There was a 3 minute period from about 3:04 am to 3:07 am that affected non-forum performance and had a slight impact on forum performance.
Having said all that, the above are not our issue. They are few and far between and are typical with nighttime batch jobs (database backups, OS level backups, other batch jobs that may affect network, CPU, etc.
(A) and (B) were most likely something acting on the database or part of the storage infrastructure that holds the DB files. If I had to guess, I'd say (A) might have been an OS level backup, which included database files and general website files and (B) might have been just a DB backup. ( C ) was too short to comment on. The other small blips that affected the non-forum stuff and had a slight impact on forum performance could have been disk *or* network, whereas the other items (A and B) were most likely disk related. They were definitely of a different flavor of impact than (A) and (B).
Anyway, like I said, the above are not our issue. The issue is that we have a forum system that has some poor performance in certain pieces of functionality and that functionality also impacts other parts of the forum system when it is used. There is an extreme prevalence for 10 second delays or multiples of 10 second delays (20 seconds, 30 seconds, etc.) when this functionality is used. In other words, this functionality takes 10 seconds and it blocks other requests for 10 seconds.
Initially, I was willing to believe that it was coincidence and that it just took 10 seconds for the queries to run. Now I'm thinking it is either some sort of polling or a timeout situation. I'd almost be willing to believe that it could be something in the IP Board application layer. The user profile functionality *acts* differently than other parts of the product. You'll notice that a box pops up with the text "Loading Content..." on it, with an animation of a circle with arrows rotating around the outside.

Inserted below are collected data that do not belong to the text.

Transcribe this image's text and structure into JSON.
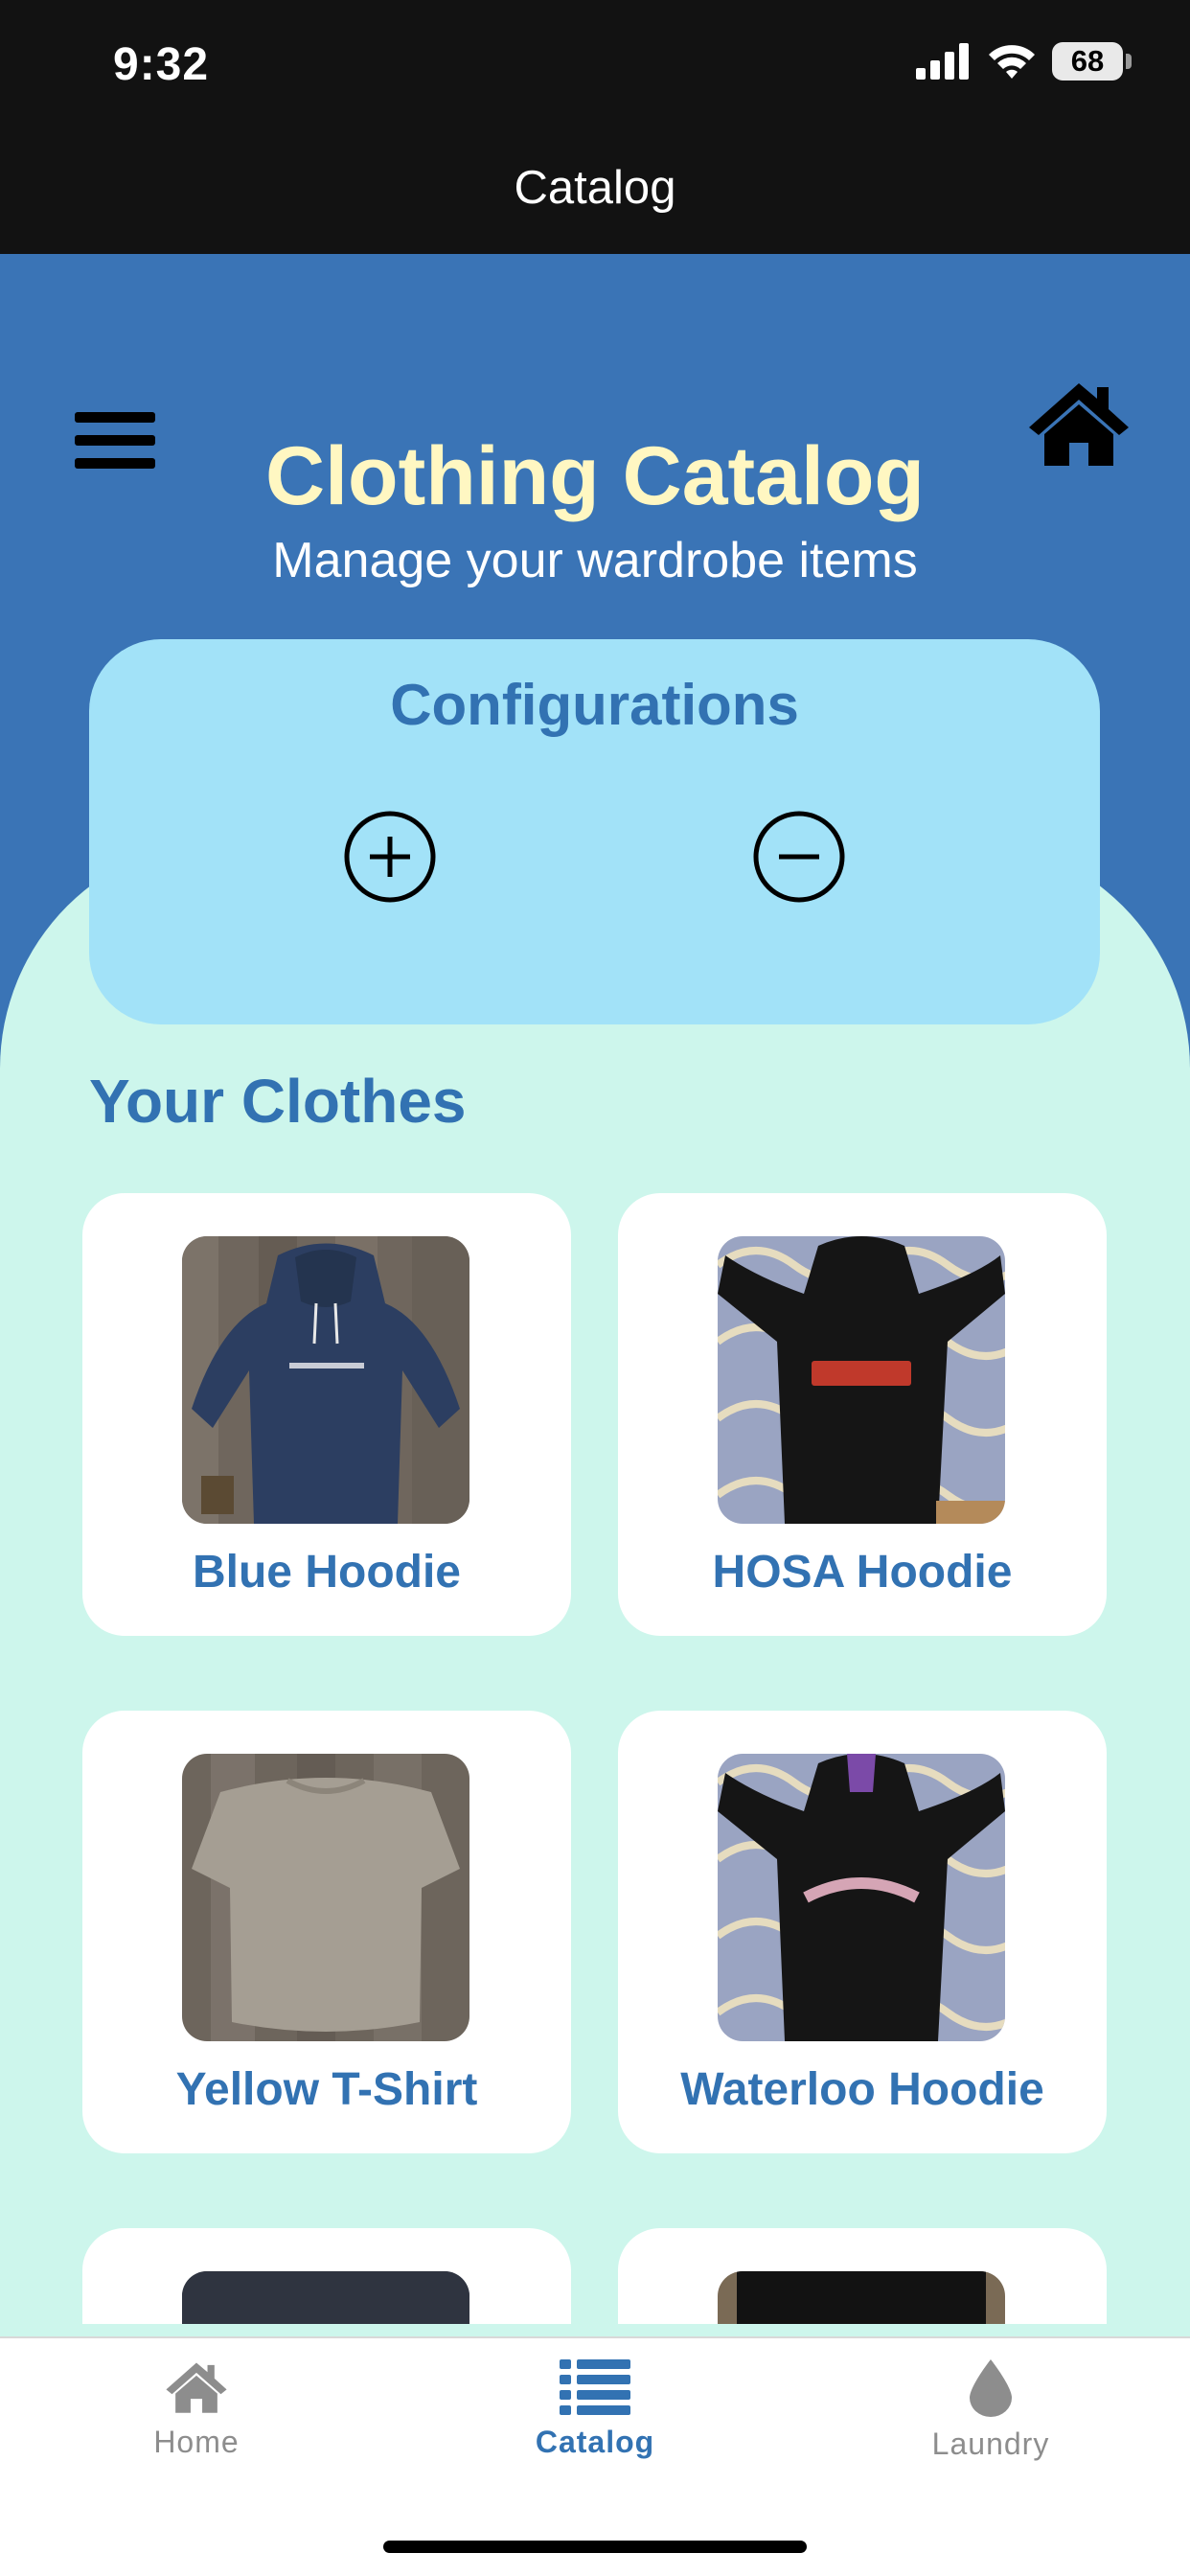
{
  "status_bar": {
    "time": "9:32",
    "battery": "68",
    "icons": [
      "cellular-signal-icon",
      "wifi-icon",
      "battery-icon"
    ]
  },
  "nav_bar": {
    "title": "Catalog"
  },
  "header": {
    "title": "Clothing Catalog",
    "subtitle": "Manage your wardrobe items",
    "menu_icon": "hamburger-menu-icon",
    "home_icon": "home-icon"
  },
  "configurations": {
    "title": "Configurations",
    "add_icon": "plus-circle-icon",
    "remove_icon": "minus-circle-icon"
  },
  "clothes": {
    "section_title": "Your Clothes",
    "items": [
      {
        "label": "Blue Hoodie",
        "image": "photo-navy-hoodie-on-wood-floor"
      },
      {
        "label": "HOSA Hoodie",
        "image": "photo-black-hoodie-on-patterned-blanket"
      },
      {
        "label": "Yellow T-Shirt",
        "image": "photo-tshirt-on-wood-floor"
      },
      {
        "label": "Waterloo Hoodie",
        "image": "photo-black-hoodie-on-patterned-blanket"
      },
      {
        "label": "",
        "image": "photo-dark-garment-partially-visible"
      },
      {
        "label": "",
        "image": "photo-black-garment-partially-visible"
      }
    ]
  },
  "tab_bar": {
    "tabs": [
      {
        "label": "Home",
        "icon": "home-icon",
        "active": false
      },
      {
        "label": "Catalog",
        "icon": "list-icon",
        "active": true
      },
      {
        "label": "Laundry",
        "icon": "water-drop-icon",
        "active": false
      }
    ]
  },
  "colors": {
    "header_blue": "#3a74b6",
    "mint_background": "#cdf6ec",
    "config_card": "#a2e2f8",
    "title_yellow": "#fff7c2",
    "accent_blue": "#3272b2",
    "tab_inactive": "#8d8d8d"
  }
}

This tells me that the IPB people either (a) knew that there were these delays, so they put up the box to let people know that the application was still functioning, or (b) they knew that profile related page builds could be slow (due to the multimedia content -- images, videos, etc.), so they implemented the box to let people know that the application was still functioning. If (a), then we need to contact the cryonics companies to revoke any possible IPB developer policies. Heh, I'm only kidding........sort of.

If (b), then it is possible that the box mechanism itself may have accidentally *introduced* the fixed latency we are seeing. They could have even *purposefully* throttled back the performance of the profile functionality, with the intention of keeping that type of activity from affecting other parts of the application, since, again, the profile functionality is generally higher I/O than text retrieval from the forums. If so, then it could be that they accidentally introduced a blocking mechanism, thus doing the opposite of their original intent. *Or*, it could be that we have our pieces of the system (web server, app server, db server) configured in such a way that makes their box functionality block other sessions.
Current money is on IPB layer, programmed latency. Either that, or a combination of that and database table locks. For example, while the session accessing the profile functionality is waiting, it could have a lock on a database table and that lock could be what is indirectly delaying the other forum queries, not the application level profile functionality itself, directly. I'm switching over to the IPB layer due to the consistency of the delays. I find it more likely that there would be a 10 second programmed delay in the web/application tiers than the DB tier. If we were seeing variable performance delays, then I'd lean more toward a resource scaling/contention issue.
The other thing I did was hunt around for other sites that use IPB. I found a few that did have profile functionality and were open to the public (no login required) and those sites had good performance (less than a second per tab click in the user profile). Some of them did have the box that popped up too. I mention this, because at least there is hope. They may have been running on a completely different operating system or using a completely different web/app/DB server, but at least it is possible for that functionality to perform well.
David
Edited by davidd, 24 February 2009 - 05:25 PM.